有许多不同的方法可以解决这个问题,但效率最高的可能是:
my $db_insert = $dbh->prepare('INSERT INTO animal4 (name, category, type, size) VALUES (?, ?, ?, ?)');
for my $row1 ( $xp->findnodes('//row1s/row1') ){
my $row2set = $row1->find('row2s/row2');
if ($row2set->size > 0) {
foreach my $row2 ($row2set->get_nodelist) {
# for debugging
say "row2s found: name: " . $row1->getAttribute('name') .
"; category: " . $row1->getAttribute('category') .
"; type: " . $row2->getAttribute('type') .

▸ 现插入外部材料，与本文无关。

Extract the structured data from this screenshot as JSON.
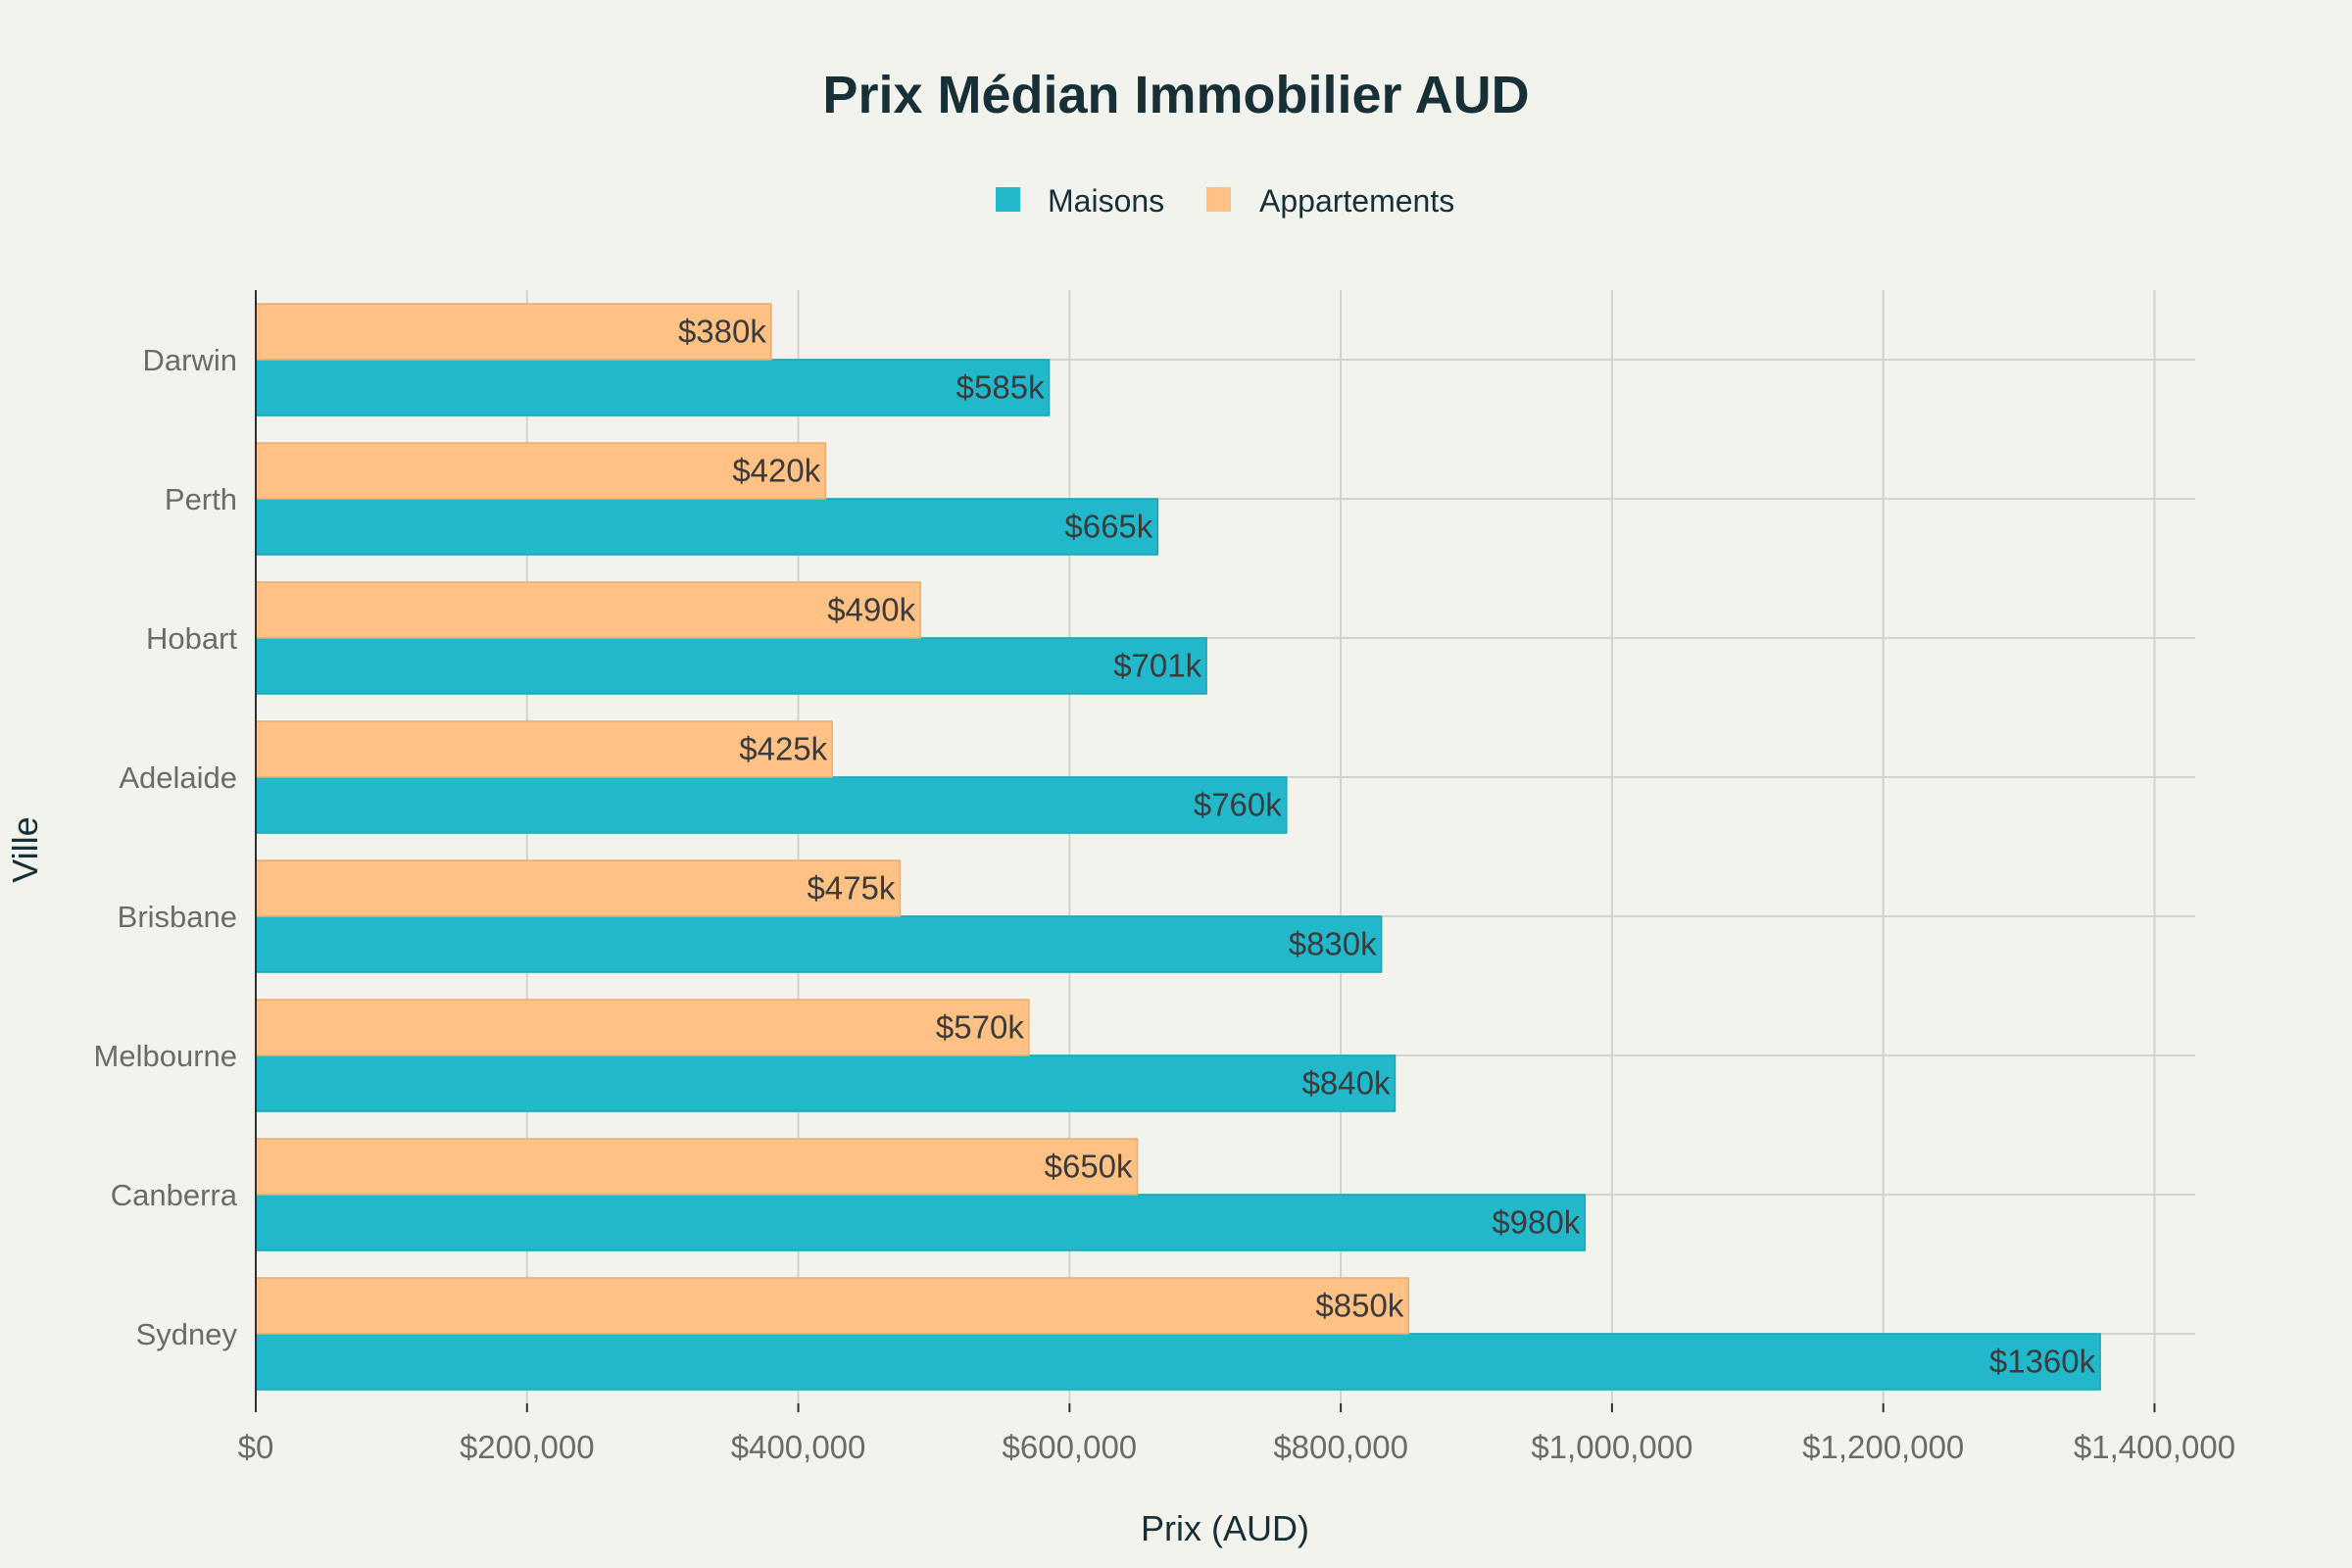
{
  "chart_data": {
    "type": "bar",
    "orientation": "horizontal",
    "title": "Prix Médian Immobilier AUD",
    "xlabel": "Prix (AUD)",
    "ylabel": "Ville",
    "xlim": [
      0,
      1430000
    ],
    "x_ticks": [
      0,
      200000,
      400000,
      600000,
      800000,
      1000000,
      1200000,
      1400000
    ],
    "x_tick_labels": [
      "$0",
      "$200,000",
      "$400,000",
      "$600,000",
      "$800,000",
      "$1,000,000",
      "$1,200,000",
      "$1,400,000"
    ],
    "categories": [
      "Sydney",
      "Canberra",
      "Melbourne",
      "Brisbane",
      "Adelaide",
      "Hobart",
      "Perth",
      "Darwin"
    ],
    "series": [
      {
        "name": "Maisons",
        "color": "#22b8cc",
        "values": [
          1360000,
          980000,
          840000,
          830000,
          760000,
          701000,
          665000,
          585000
        ],
        "labels": [
          "$1360k",
          "$980k",
          "$840k",
          "$830k",
          "$760k",
          "$701k",
          "$665k",
          "$585k"
        ]
      },
      {
        "name": "Appartements",
        "color": "#ffc184",
        "values": [
          850000,
          650000,
          570000,
          475000,
          425000,
          490000,
          420000,
          380000
        ],
        "labels": [
          "$850k",
          "$650k",
          "$570k",
          "$475k",
          "$425k",
          "$490k",
          "$420k",
          "$380k"
        ]
      }
    ],
    "grid": true,
    "legend_position": "top-center"
  }
}
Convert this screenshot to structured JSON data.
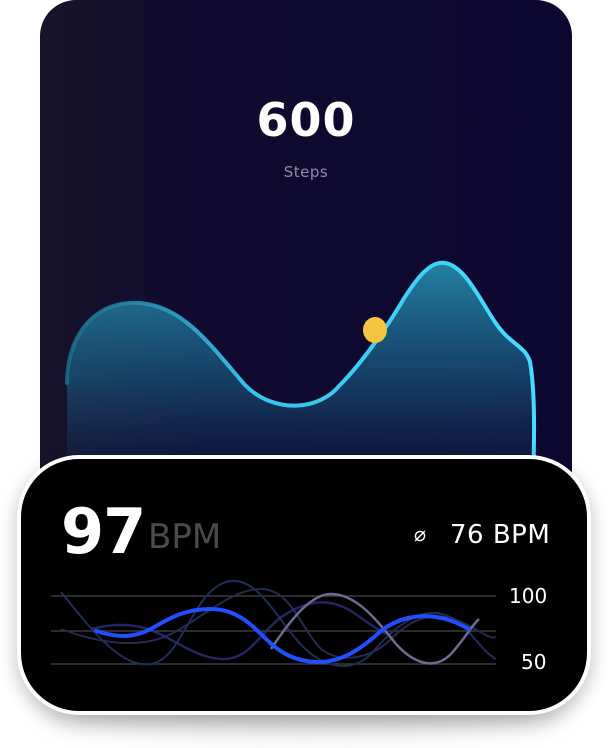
{
  "steps_card": {
    "value": "600",
    "label": "Steps",
    "accent_color": "#39d4f7",
    "marker_color": "#f5c542"
  },
  "heart_rate_card": {
    "bpm_value": "97",
    "bpm_unit": "BPM",
    "average_symbol": "⌀",
    "average_value": "76 BPM",
    "axis_top": "100",
    "axis_bottom": "50",
    "accent_color": "#1f4fff"
  }
}
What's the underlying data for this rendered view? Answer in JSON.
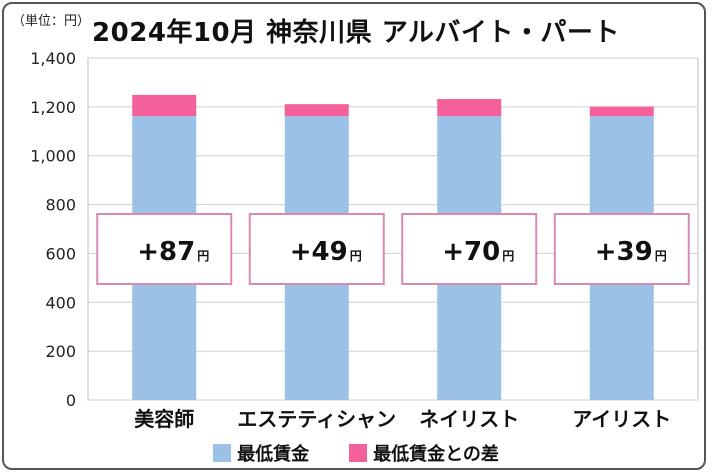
{
  "chart_data": {
    "type": "bar",
    "stacked": true,
    "title": "2024年10月 神奈川県 アルバイト・パート",
    "unit_label": "（単位：円）",
    "categories": [
      "美容師",
      "エステティシャン",
      "ネイリスト",
      "アイリスト"
    ],
    "series": [
      {
        "name": "最低賃金",
        "color": "#9bc2e6",
        "values": [
          1162,
          1162,
          1162,
          1162
        ]
      },
      {
        "name": "最低賃金との差",
        "color": "#f4609a",
        "values": [
          87,
          49,
          70,
          39
        ]
      }
    ],
    "diff_labels": [
      "+87",
      "+49",
      "+70",
      "+39"
    ],
    "diff_unit": "円",
    "y_ticks": [
      "0",
      "200",
      "400",
      "600",
      "800",
      "1,000",
      "1,200",
      "1,400"
    ],
    "ylim": [
      0,
      1400
    ],
    "grid": true,
    "legend_position": "bottom"
  }
}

"; size: " . $row2->getAttribute('size');
$db_insert->execute( $row1->getAttribute('name'),
$row1->getAttribute('category'),
$row2->getAttribute('type'),
$row2->getAttribute('size') );
}
} else {
# for debugging
say "row2s empty: name: " . $row1->getAttribute('name') .
"; category: " . $row1->getAttribute('category') .
"; type: NOT SET" .
"; size: NOT SET";
$db_insert->execute( $row1->getAttribute('name'),
$row1->getAttribute('category'),
undef,
undef );
}
}